The average donut has about 200 calories, which means that if you limit yourself to two, you’re actually getting a pretty average meals worth of calories. So, eaten responsibly, donuts aren’t going to make you fat. The danger lies in picking up a box of six and getting carried away so that before you know it you’ve eaten a whole day’s worth of calories before noon.
I have done this and wouldn’t recommend it.
Sometimes a donut can be a good choice
Remember when we were talking earlier about all the carbohydrates in a donut and how they work as a great fuel source for your body?
Well if you actually are going to exercise that day, all those carbs are a great way to get the energy you need. Plus the fact that you can get a donut nearly anywhere and for less than a dollar makes them a convenient option for days when you just need some quick breakfast fare.

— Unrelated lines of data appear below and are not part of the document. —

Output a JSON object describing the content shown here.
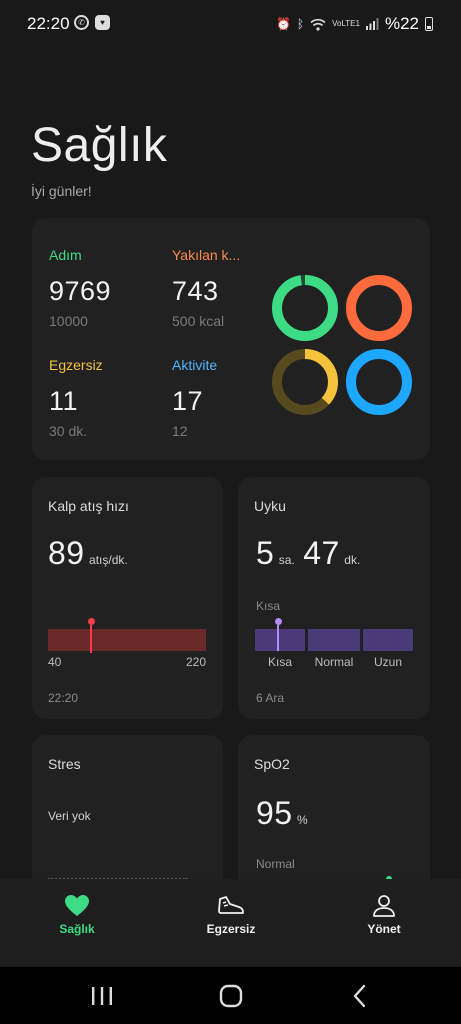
{
  "status_bar": {
    "time": "22:20",
    "battery": "%22",
    "network": "VoLTE1"
  },
  "header": {
    "title": "Sağlık",
    "greeting": "İyi günler!"
  },
  "summary": {
    "steps": {
      "label": "Adım",
      "value": "9769",
      "goal": "10000",
      "color": "#3ddc84",
      "progress": 0.977
    },
    "calories": {
      "label": "Yakılan k...",
      "value": "743",
      "goal": "500 kcal",
      "color": "#ff6b3d",
      "progress": 1.0
    },
    "exercise": {
      "label": "Egzersiz",
      "value": "11",
      "goal": "30 dk.",
      "color": "#f5c33b",
      "progress": 0.37
    },
    "activity": {
      "label": "Aktivite",
      "value": "17",
      "goal": "12",
      "color": "#1ea7ff",
      "progress": 1.0
    }
  },
  "heart_rate": {
    "title": "Kalp atış hızı",
    "value": "89",
    "unit": "atış/dk.",
    "range_min": "40",
    "range_max": "220",
    "value_num": 89,
    "time": "22:20"
  },
  "sleep": {
    "title": "Uyku",
    "hours": "5",
    "hours_unit": "sa.",
    "minutes": "47",
    "minutes_unit": "dk.",
    "current_label": "Kısa",
    "segments": [
      "Kısa",
      "Normal",
      "Uzun"
    ],
    "date": "6 Ara"
  },
  "stress": {
    "title": "Stres",
    "status": "Veri yok"
  },
  "spo2": {
    "title": "SpO2",
    "value": "95",
    "unit": "%",
    "status": "Normal"
  },
  "bottom_nav": {
    "items": [
      {
        "label": "Sağlık",
        "icon": "heart-icon",
        "active": true
      },
      {
        "label": "Egzersiz",
        "icon": "shoe-icon",
        "active": false
      },
      {
        "label": "Yönet",
        "icon": "person-icon",
        "active": false
      }
    ]
  },
  "colors": {
    "accent": "#3ddc84",
    "heart_bar": "#6b2a2a",
    "heart_marker": "#ff3b4a",
    "sleep_bar": "#4a3a78",
    "sleep_marker": "#b48cff"
  }
}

And let’s not forget how important breakfast is. People who skip breakfast tend to be more overweight because they over-compensate and binge at lunch. And their metabolism doesn’t work as vigorously as those who get regular smaller meals. That means that given the choice between a donut and skipping breakfast, you should go with the donut.
Plus they’re just delicious
And finally, I’m sure we can all agree that donuts are just delicious, right? Jelly, creme, glazed, no matter what your particular favorite is, a good donut is a thing of beauty.
Why deprive yourself of that when you don’t have to?
Just remember, as in all things, moderation is the key.